Elf Jahre Kontext, avanti dilettanti! Als wackeliges Projekt losmarschiert, ist aus Kontext eine stabile und feste Größe geworden, schreibt Chefredakteurin Susanne Stiefel in ihrem Rückblick auf die Kontext-Historie. Dass dieses alternative Medien-Projekt in Deutschlands Südwesten so lange durchhält, das Netz und die gedruckte taz am Wochenende mit nunmehr 584 Ausgaben bereichert – "das hätten wir uns nicht träumen lassen". Gegründet zu einer Zeit, als der Tiefbahnhof für den grünen Oppositionsführer Winfried Kretschmann noch Ausdruck der "Arroganz der Macht" gewesen ist. Dann wurde Kretschmann Ministerpräsident, zehn Tage später erschien Kontext Nummer 1, kurz darauf die erste Folge unseres Polit-Comics "Der Ökodiktator".
Heute pinselt Kretschmann der Zeitungs-Verlegerschaft, die ihre Redaktionen klein und kleiner spart, den Bauch – und meint schon längst, der Stuttgart-21-Käs’ sei gegessen. Die gravierenden Schwachstellen des Bahnhofs-Projektes zu beleuchten, das für viele Milliarden Euro einen langfristigen Kapazitätsengpass im Stuttgarter Schienennetz zementiert, war von Anfang an ein Schwerpunkt bei Kontext. Damals hat es gebrodelt im Kessel, die Stadt hat pulsiert, überall war Aufbruchsstimmung zu spüren. Doch ein gutes Jahrzehnt später sitzt mit Frank Nopper (CDU) der Mensch gewordene Backlash im Rathaus.

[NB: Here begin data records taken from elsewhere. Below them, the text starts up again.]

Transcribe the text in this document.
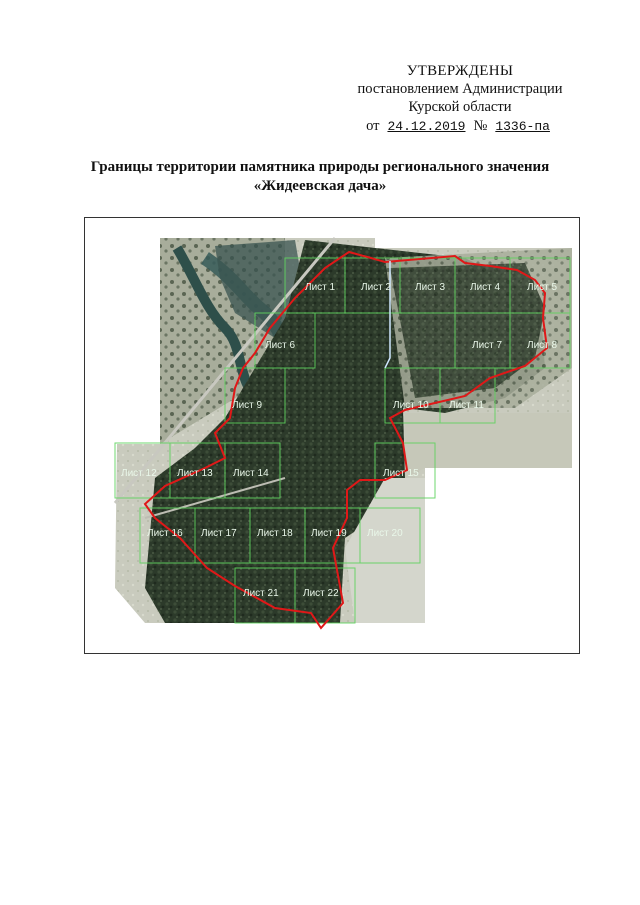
УТВЕРЖДЕНЫ
постановлением Администрации
Курской области
от 24.12.2019 № 1336-па
Границы территории памятника природы регионального значения
«Жидеевская дача»
Лист 1	Лист 2 Лист 3 Лист 4	Лист 5
Лист 6	Лист 7 Лист 8
Лист 9	Лист 10 Лист 11
Лист 12 Лист 13 Лист 14	Лист 15
Лист 16 Лист 17 Лист 18 Лист 19 Лист 20
Лист 21 Лист 22
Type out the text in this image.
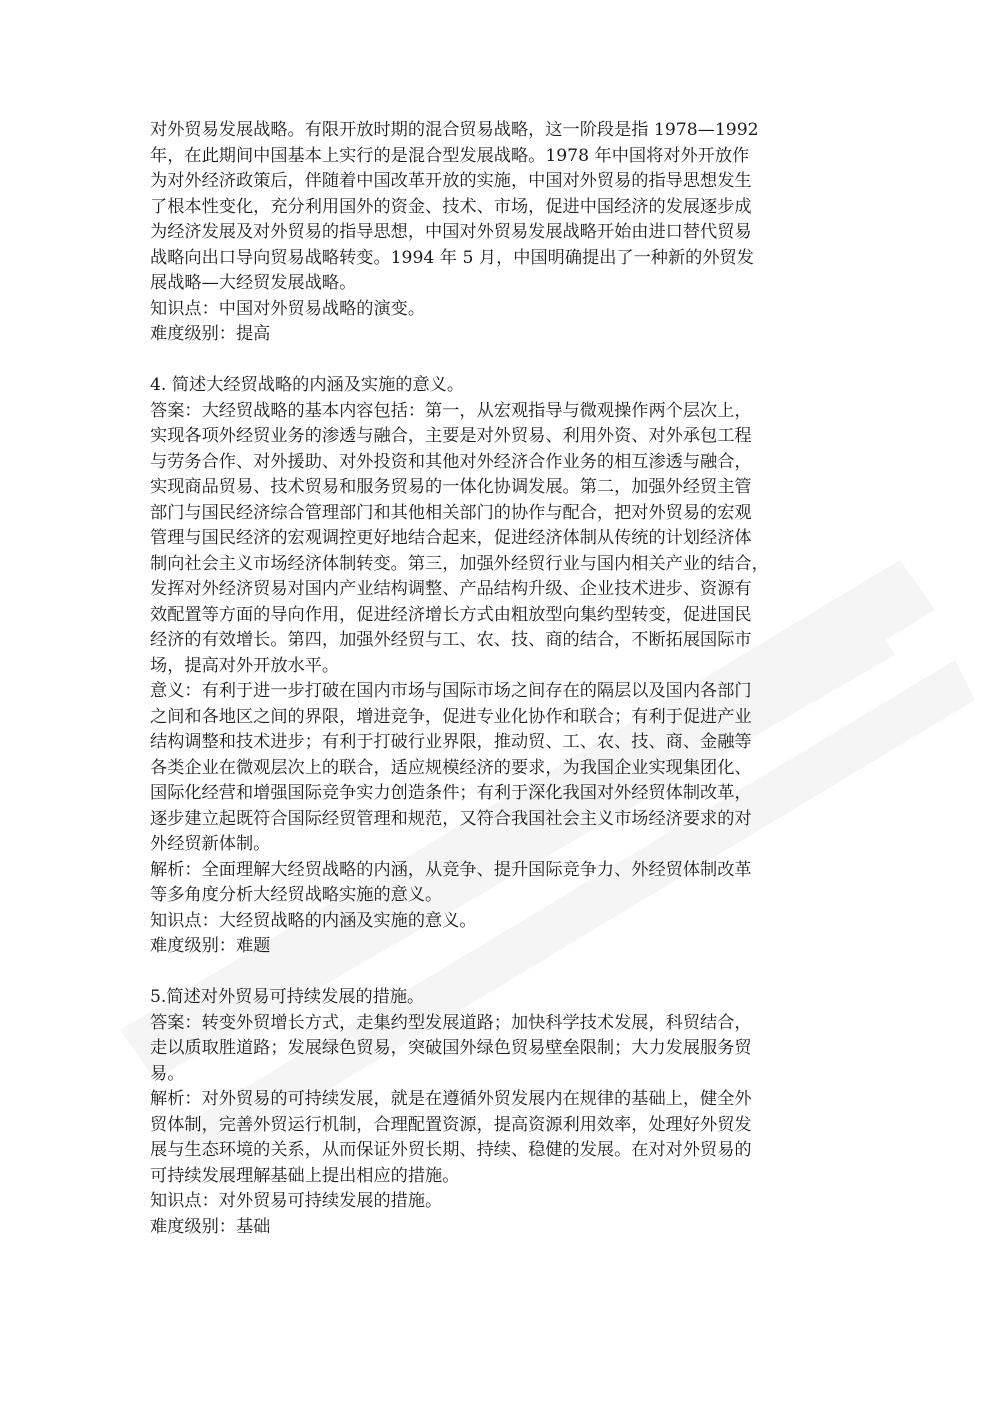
对外贸易发展战略。有限开放时期的混合贸易战略，这一阶段是指 1978—1992
年，在此期间中国基本上实行的是混合型发展战略。1978 年中国将对外开放作
为对外经济政策后，伴随着中国改革开放的实施，中国对外贸易的指导思想发生
了根本性变化，充分利用国外的资金、技术、市场，促进中国经济的发展逐步成
为经济发展及对外贸易的指导思想，中国对外贸易发展战略开始由进口替代贸易
战略向出口导向贸易战略转变。1994 年 5 月，中国明确提出了一种新的外贸发
展战略—大经贸发展战略。
知识点：中国对外贸易战略的演变。
难度级别：提高
4. 简述大经贸战略的内涵及实施的意义。
答案：大经贸战略的基本内容包括：第一，从宏观指导与微观操作两个层次上，
实现各项外经贸业务的渗透与融合，主要是对外贸易、利用外资、对外承包工程
与劳务合作、对外援助、对外投资和其他对外经济合作业务的相互渗透与融合，
实现商品贸易、技术贸易和服务贸易的一体化协调发展。第二，加强外经贸主管
部门与国民经济综合管理部门和其他相关部门的协作与配合，把对外贸易的宏观
管理与国民经济的宏观调控更好地结合起来，促进经济体制从传统的计划经济体
制向社会主义市场经济体制转变。第三，加强外经贸行业与国内相关产业的结合，
发挥对外经济贸易对国内产业结构调整、产品结构升级、企业技术进步、资源有
效配置等方面的导向作用，促进经济增长方式由粗放型向集约型转变，促进国民
经济的有效增长。第四，加强外经贸与工、农、技、商的结合，不断拓展国际市
场，提高对外开放水平。
意义：有利于进一步打破在国内市场与国际市场之间存在的隔层以及国内各部门
之间和各地区之间的界限，增进竞争，促进专业化协作和联合；有利于促进产业
结构调整和技术进步；有利于打破行业界限，推动贸、工、农、技、商、金融等
各类企业在微观层次上的联合，适应规模经济的要求，为我国企业实现集团化、
国际化经营和增强国际竞争实力创造条件；有利于深化我国对外经贸体制改革，
逐步建立起既符合国际经贸管理和规范，又符合我国社会主义市场经济要求的对
外经贸新体制。
解析：全面理解大经贸战略的内涵，从竞争、提升国际竞争力、外经贸体制改革
等多角度分析大经贸战略实施的意义。
知识点：大经贸战略的内涵及实施的意义。
难度级别：难题
5.简述对外贸易可持续发展的措施。
答案：转变外贸增长方式，走集约型发展道路；加快科学技术发展，科贸结合，
走以质取胜道路；发展绿色贸易，突破国外绿色贸易壁垒限制；大力发展服务贸
易。
解析：对外贸易的可持续发展，就是在遵循外贸发展内在规律的基础上，健全外
贸体制，完善外贸运行机制，合理配置资源，提高资源利用效率，处理好外贸发
展与生态环境的关系，从而保证外贸长期、持续、稳健的发展。在对对外贸易的
可持续发展理解基础上提出相应的措施。
知识点：对外贸易可持续发展的措施。
难度级别：基础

Der holt sich nun einen Strategen an seine Seite: Martin Körner, bislang SPD-Fraktionsvorsitzender im Gemeinderat, soll den Konservativen künftig bei der inhaltlichen Arbeit entlasten. "Die beiden Oberbürgermeister", witzeln sie im Rathaus schon über das Tandem in der Chefetage, "einer für Feste und Fassanstich, der andere fürs Fachwissen".
Elf Jahre sind eine verdammt lange Zeit, wenn man mal so drüber nachdenkt. Und was haben wir nicht alles erreicht? Hach ja ... schwärm ... . Gar nichts, meint der Satiriker Cornelius W. M. Oettle und attestiert der Kontext-Redaktion zum Jubiläum ein "grandioses Vollversagen" auf ganzer Linie. Zugegeben: Wir haben es immer noch nicht in die Hauptsendung der Tagesschau geschafft, auch der Nobelpreis lässt auf sich warten und als CDU-Generalsekretär Manuel Hagel einmal über seinen Parteifreund Thomas Strobl sagte, dass dieser nur so "vor Ideen für die Zukunft sprudelt", hat unser Karikaturist Oliver Stenzel die goldene Gelegenheit versäumt, den Innenminister als Springbrunnen zu zeichnen.